Cammie Morgan is a student at the
Gallagher Academy for Exceptional Young Women, a fairly typical
all-girls-school-that is, if every school taught advanced martial arts in PE
and the latest in chemical warfare in science, and students received extra
credit for breaking CIA codes in computer class. The Gallagher Academy might
claim to be a school for geniuses but it’s really a school for spies. Even
though Cammie is fluent in fourteen languages and capable of killing a man in
sever different ways, she has no idea what to do when she meets an ordinary boy
who thinks she’s an ordinary girl. Sure, she can tap his phone, hack into his
computer, or track him through town with the skill of a real “pavement
artist”—but can she maneuver a relationship with someone who can never know the
truth about her?
Cammie Morgan may be an elite
spy-in-training, but in her sophomore year, she’s on her most dangerous
mission—falling in love.
You know
when you read a book and you know that only a total
teeny-bopper-hopeless-romantic-uber-girl
should like such a book?

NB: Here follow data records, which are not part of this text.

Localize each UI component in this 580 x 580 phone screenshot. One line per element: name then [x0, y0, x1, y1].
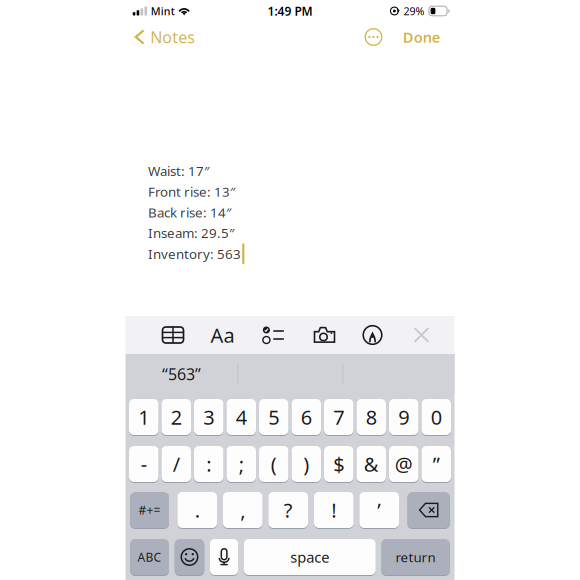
staticText: ” — [433, 451, 440, 477]
button[interactable]: 7 — [324, 398, 354, 436]
button[interactable]: 8 — [356, 398, 386, 436]
staticText: 2 — [171, 404, 182, 430]
button[interactable]: Close keyboard — [396, 316, 448, 354]
staticText: ’ — [377, 497, 381, 523]
button[interactable]: & — [356, 446, 386, 482]
button[interactable]: ; — [226, 446, 256, 482]
staticText: Inventory: 563 — [148, 245, 241, 263]
staticText: : — [206, 451, 211, 477]
button[interactable]: - — [129, 446, 158, 482]
button[interactable]: Insert table — [148, 316, 198, 354]
staticText: 0 — [431, 404, 442, 430]
staticText: ( — [271, 451, 277, 477]
staticText: 1:49 PM — [267, 3, 312, 19]
staticText: Aa — [210, 322, 234, 348]
staticText: , — [240, 497, 245, 523]
staticText: 1 — [138, 404, 149, 430]
button[interactable]: . — [177, 492, 217, 528]
button[interactable]: return — [381, 538, 450, 576]
staticText: Done — [403, 27, 441, 47]
staticText: “563” — [162, 363, 201, 385]
button[interactable]: ABC — [130, 538, 169, 576]
staticText: Front rise: 13″ — [148, 183, 235, 200]
button[interactable]: ( — [259, 446, 288, 482]
button[interactable]: ) — [292, 446, 321, 482]
staticText: 9 — [398, 404, 409, 430]
staticText: @ — [395, 451, 413, 477]
staticText: Inseam: 29.5″ — [148, 224, 234, 242]
button[interactable]: ? — [268, 492, 308, 528]
button[interactable]: : — [194, 446, 224, 482]
staticText: 8 — [366, 404, 377, 430]
staticText: & — [364, 451, 379, 477]
button[interactable]: ! — [314, 492, 354, 528]
staticText: 3 — [203, 404, 214, 430]
staticText: - — [141, 451, 147, 477]
staticText: Back rise: 14″ — [148, 203, 231, 221]
staticText: space — [290, 547, 329, 567]
staticText: Notes — [150, 26, 195, 48]
button[interactable]: Markup — [350, 316, 396, 354]
staticText: ABC — [138, 549, 162, 565]
staticText: #+= — [139, 502, 161, 518]
staticText: 4 — [236, 404, 247, 430]
button[interactable]: Dictation — [210, 538, 238, 576]
button[interactable]: @ — [389, 446, 418, 482]
staticText: 29% — [404, 4, 424, 18]
button[interactable]: #+= — [130, 492, 169, 528]
button[interactable]: 3 — [194, 398, 224, 436]
staticText: ? — [284, 497, 293, 523]
button[interactable]: More options — [356, 22, 392, 52]
staticText: ; — [239, 451, 244, 477]
button[interactable]: Checklist — [248, 316, 300, 354]
button[interactable]: ’ — [359, 492, 399, 528]
button[interactable]: $ — [324, 446, 354, 482]
staticText: . — [195, 497, 200, 523]
button[interactable]: space — [244, 538, 376, 576]
staticText: / — [173, 451, 180, 477]
button[interactable]: , — [223, 492, 263, 528]
staticText: ! — [331, 497, 336, 523]
button[interactable]: 5 — [259, 398, 288, 436]
button[interactable]: Notes — [126, 22, 236, 52]
button[interactable]: 6 — [292, 398, 321, 436]
button[interactable]: Done — [392, 22, 454, 52]
button[interactable]: / — [162, 446, 191, 482]
staticText: Mint — [151, 4, 175, 18]
staticText: $ — [333, 451, 344, 477]
staticText: 7 — [333, 404, 344, 430]
button[interactable]: Emoji — [175, 538, 204, 576]
staticText: return — [396, 548, 436, 566]
button[interactable]: 9 — [389, 398, 418, 436]
staticText: 5 — [268, 404, 279, 430]
button[interactable]: 0 — [422, 398, 451, 436]
staticText: Waist: 17″ — [148, 162, 209, 180]
button[interactable]: Camera — [300, 316, 350, 354]
staticText: ) — [303, 451, 309, 477]
button[interactable]: Delete — [408, 492, 450, 528]
button[interactable]: 1 — [129, 398, 158, 436]
button[interactable]: “563” — [126, 354, 238, 394]
button[interactable]: Text format — [198, 316, 248, 354]
button[interactable]: 2 — [162, 398, 191, 436]
staticText: 6 — [301, 404, 312, 430]
button[interactable]: ” — [422, 446, 451, 482]
button[interactable]: 4 — [226, 398, 256, 436]
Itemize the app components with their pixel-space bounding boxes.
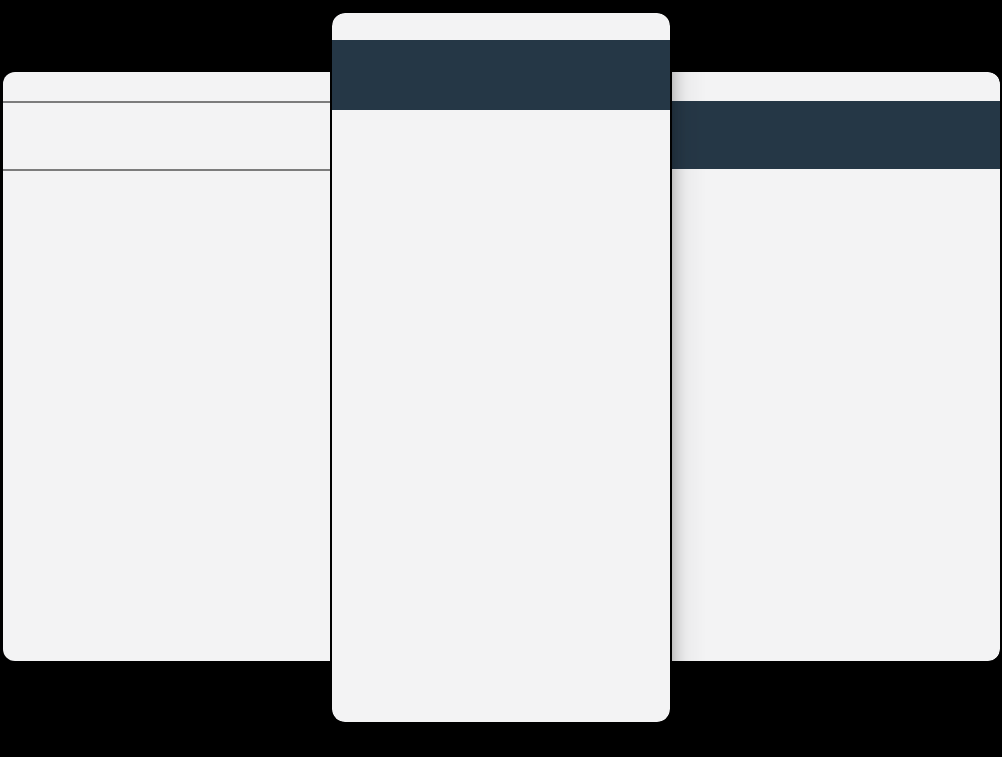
button[interactable]: Next screen preview xyxy=(672,72,1000,661)
button[interactable]: Previous screen preview xyxy=(3,72,330,661)
button[interactable]: Current screen xyxy=(332,13,670,722)
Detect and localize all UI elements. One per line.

And then you realize that you’re 23 and apparently
fall under that category because of how much you adore said book? Well I’d Tell You I Love You, But Then I’d Have
to Kill You is one such book for me. I won’t lie. I’ve kind of avoided the
Gallagher Girls series solely because it seemed a little too
girly-chick-flick-ish for me and because of my fear that I’d love it despite
such reasoning. I read Ally Carter’s Heist
Society and then I read her All Fall
Down and they were both really good, so I decided to finally give this one
a chance. And here I am, giving this book five stars because I absolutely loved
everything about it.
All the
details that were overkill for The Name
of the Star by Maureen Johnson, were on-point and just enough for this
book. No detail was out of place or unnecessary, and that’s what I love about
Carter’s work. She’s gives a lot of background detail and lingo like it’s
everyday small-talk, but in such a way that there’s no overkill! It was perfect
and I fell head over heels for the school, the world, and the characters.
I wish I
could have gotten to know Cammie’s classmates better because of the final exam.
These were her sisters in a mission and I wish I’d known them like sisters. The
stakes throughout the book could have also been higher, especially since the
book is a part of a series. While I loved Cammie’s desires to be a normal girl,
I still think there should have been more fear for the consequences. I was
never worried that, assuming Cammie got caught, that she’d ever be expelled or
given memory-erasing tea. I feared it more for her best friends, but not so
much for the headmasters’ daughter. You feel me? There could have been a
stronger motive behind Cammie’s desire to be normal of course, and there really
could have been some sort of minute plot to carry on through this book and into
all the others. These were all nit-picky things though because I though the
book was solid. A little bit too stand-alone, but super solid.